The Kansas Supreme Court this morning decided a case that drastically changes the way in which Kansas law is applied in a divorce proceeding.
“More than 50 years ago, in Edwards v. Edwards, 182 Kan. 737, Syl. ¶ 2, 324 P.2d 150 (1958), this court stated that a child support order entered during the pendency of a divorce action is interlocutory and may be modified at any time and in any manner, even to the extent of discharging accrued and unpaid installments. This appeal raises the issue of whether that holding remains valid in light of statutory changes that have occurred over that 50-year period.

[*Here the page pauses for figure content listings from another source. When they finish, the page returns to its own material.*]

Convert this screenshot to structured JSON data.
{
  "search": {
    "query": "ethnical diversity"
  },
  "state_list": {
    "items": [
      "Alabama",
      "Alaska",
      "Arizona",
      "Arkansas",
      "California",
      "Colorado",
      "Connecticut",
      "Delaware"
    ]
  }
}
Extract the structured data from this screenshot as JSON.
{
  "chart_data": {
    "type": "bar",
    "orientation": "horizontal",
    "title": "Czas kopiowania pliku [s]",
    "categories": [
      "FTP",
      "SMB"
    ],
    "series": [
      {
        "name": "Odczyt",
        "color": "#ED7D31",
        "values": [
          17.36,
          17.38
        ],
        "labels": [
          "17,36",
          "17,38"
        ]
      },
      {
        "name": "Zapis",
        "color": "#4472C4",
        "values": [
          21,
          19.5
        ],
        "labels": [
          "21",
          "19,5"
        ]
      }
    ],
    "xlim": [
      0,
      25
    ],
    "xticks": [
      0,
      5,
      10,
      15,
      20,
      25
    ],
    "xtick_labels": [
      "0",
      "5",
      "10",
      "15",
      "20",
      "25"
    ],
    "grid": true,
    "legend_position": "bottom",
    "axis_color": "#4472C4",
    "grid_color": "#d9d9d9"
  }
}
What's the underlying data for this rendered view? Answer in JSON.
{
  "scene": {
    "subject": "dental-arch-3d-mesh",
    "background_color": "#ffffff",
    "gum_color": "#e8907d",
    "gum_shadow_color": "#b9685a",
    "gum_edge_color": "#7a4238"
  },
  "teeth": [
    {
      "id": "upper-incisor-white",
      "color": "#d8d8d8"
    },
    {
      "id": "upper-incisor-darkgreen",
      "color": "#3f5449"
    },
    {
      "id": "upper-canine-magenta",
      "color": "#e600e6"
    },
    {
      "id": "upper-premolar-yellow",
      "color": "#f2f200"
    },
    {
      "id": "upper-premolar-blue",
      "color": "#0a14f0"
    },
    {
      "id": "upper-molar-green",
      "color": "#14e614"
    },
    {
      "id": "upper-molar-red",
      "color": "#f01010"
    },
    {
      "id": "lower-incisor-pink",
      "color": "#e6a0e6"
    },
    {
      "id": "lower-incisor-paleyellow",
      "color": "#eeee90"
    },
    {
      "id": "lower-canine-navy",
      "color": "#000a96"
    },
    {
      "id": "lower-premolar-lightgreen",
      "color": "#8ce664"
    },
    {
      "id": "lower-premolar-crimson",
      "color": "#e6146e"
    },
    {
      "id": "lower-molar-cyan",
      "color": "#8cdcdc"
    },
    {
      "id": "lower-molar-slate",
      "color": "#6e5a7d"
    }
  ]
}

After reviewing the statutory changes, we hold that the Kansas Legislature has limited a district court’s authority to discharge past-due child support in a final decree of divorce; specifically, a court’s authority is limited by the provision in K.S.A. 60-1610(a)(1) that limits the retroactivity of a modification to a date at least 1 month after the date that a motion to modify was filed.”
This new decision provides that the provision in KSA 60-1610(a)(1) [now KSA 23-3005] limiting modification of child support to begin not earlier than 30 days after a motion to modify is filed is applicable to PRE-decree orders for child support as well as POST-decree orders.
The Supreme Court determined that the trial court — and the Court of Appeals — erred in discharging temporary child support amounts at the final divorce hearing, remanding the case to the district court for further explanation of the district court’s intent and thinking behind its discharge. In doing so, the Supreme Court essentially, reverses Edwards v. Edwards (1958).